Alat akan memproses hasil rekonstruksi secara cepat tetapi tidak untuk kepentingan umum, hanya untuk kepentingan Kepolisian.

Rekonstruksi ulang atas kecelakaan Muhammad Hasya Atallah Saputra, mahasiswa Universitas Indonesia atau mahasiswa UI yang ditabrak Mitsubishi Pajero Sport dikemudikan eks Kapolsek Cilincing, AKBP (Purn) Eko Setia Budi Wahono ini dilakukan sebagai komitmen Polda Metro Jaya atas hasil asistensi dan konsultasi serta diskusi dengan sejumlah pihak.

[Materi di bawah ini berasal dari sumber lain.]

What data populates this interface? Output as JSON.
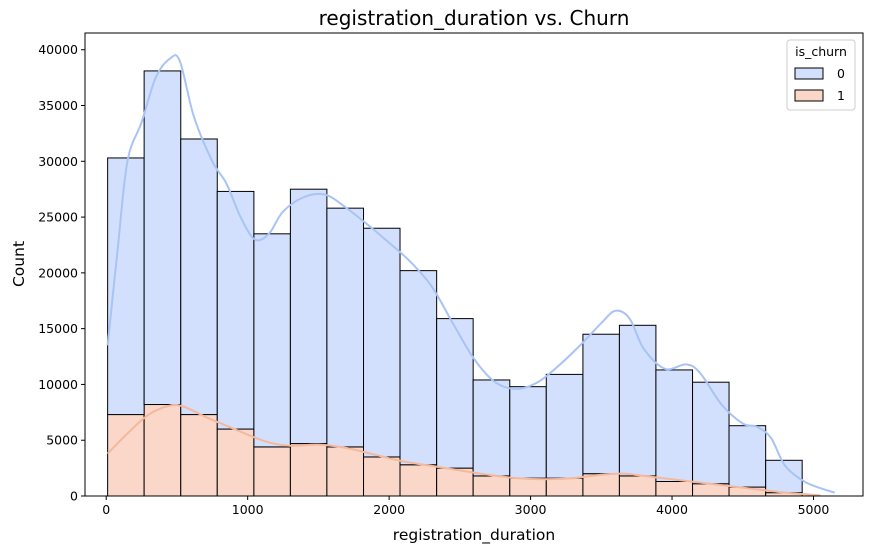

Berikut sembilan adegan rekonstruksi ulang kasus meninggalnya Muhammad Hasya Atallah Saputra:

Sebuah motor Yamaha NMax berwarna merah dari selatan ke utara di Jalan Srengseng Sawah, Jagakarsa, Jakarta Selatan.

Dari arah berlawanan melaju sebuah mobil Mitshubishi Pajero Sport yang dikemudikan AKBP (Purn) Eko Setia Budi Wahono, kecepatan 30 km per jam di tempat kejadian perkara (TKP).

Dari arah berlawanan, Muhammad Hasya Atallah Saputra berkendara di belakang Yamaha NMax. Ia mencoba menghindari motor yang hendak berbelok ini.

"Ke arah sini, pengendara motor terlindas," kata AKP Darwis, di Jalan Srengseng Sawah, Jagakarsa, Jakarta Selatan, Kamis (2/2/2022).

Kemudian mobil Mitsubishi Pajero Sport yang dikendarai AKBP (Purn) Eko Setia Budi Wahono berhenti di sebelah kiri jalan. Saat itu ia terlihat mengecek kondisi  dengan turun dari mobil. AKBP (Purn) Eko Setia Budi Wahono kemudian dibawa ke tepi jalan.

Korban terlentang di dekat sepeda motornya. Pengemudi bersama beberapa masyarakat mengangkat Muhammad Hasya Atallah Saputra ke pinggir jalan.

"Kemudian adegan kesembilan pengemudi dan beberapa warga. Pengemudi menelpon ambulans. Kemudian 30 menit kemudian ambulans datang," baca AKP Darwis.

Selanjutnya, warga mengangkat korban Muhammad Hasya Atallah Saputra ke  ambulans untuk dibawa ke rumah sakit.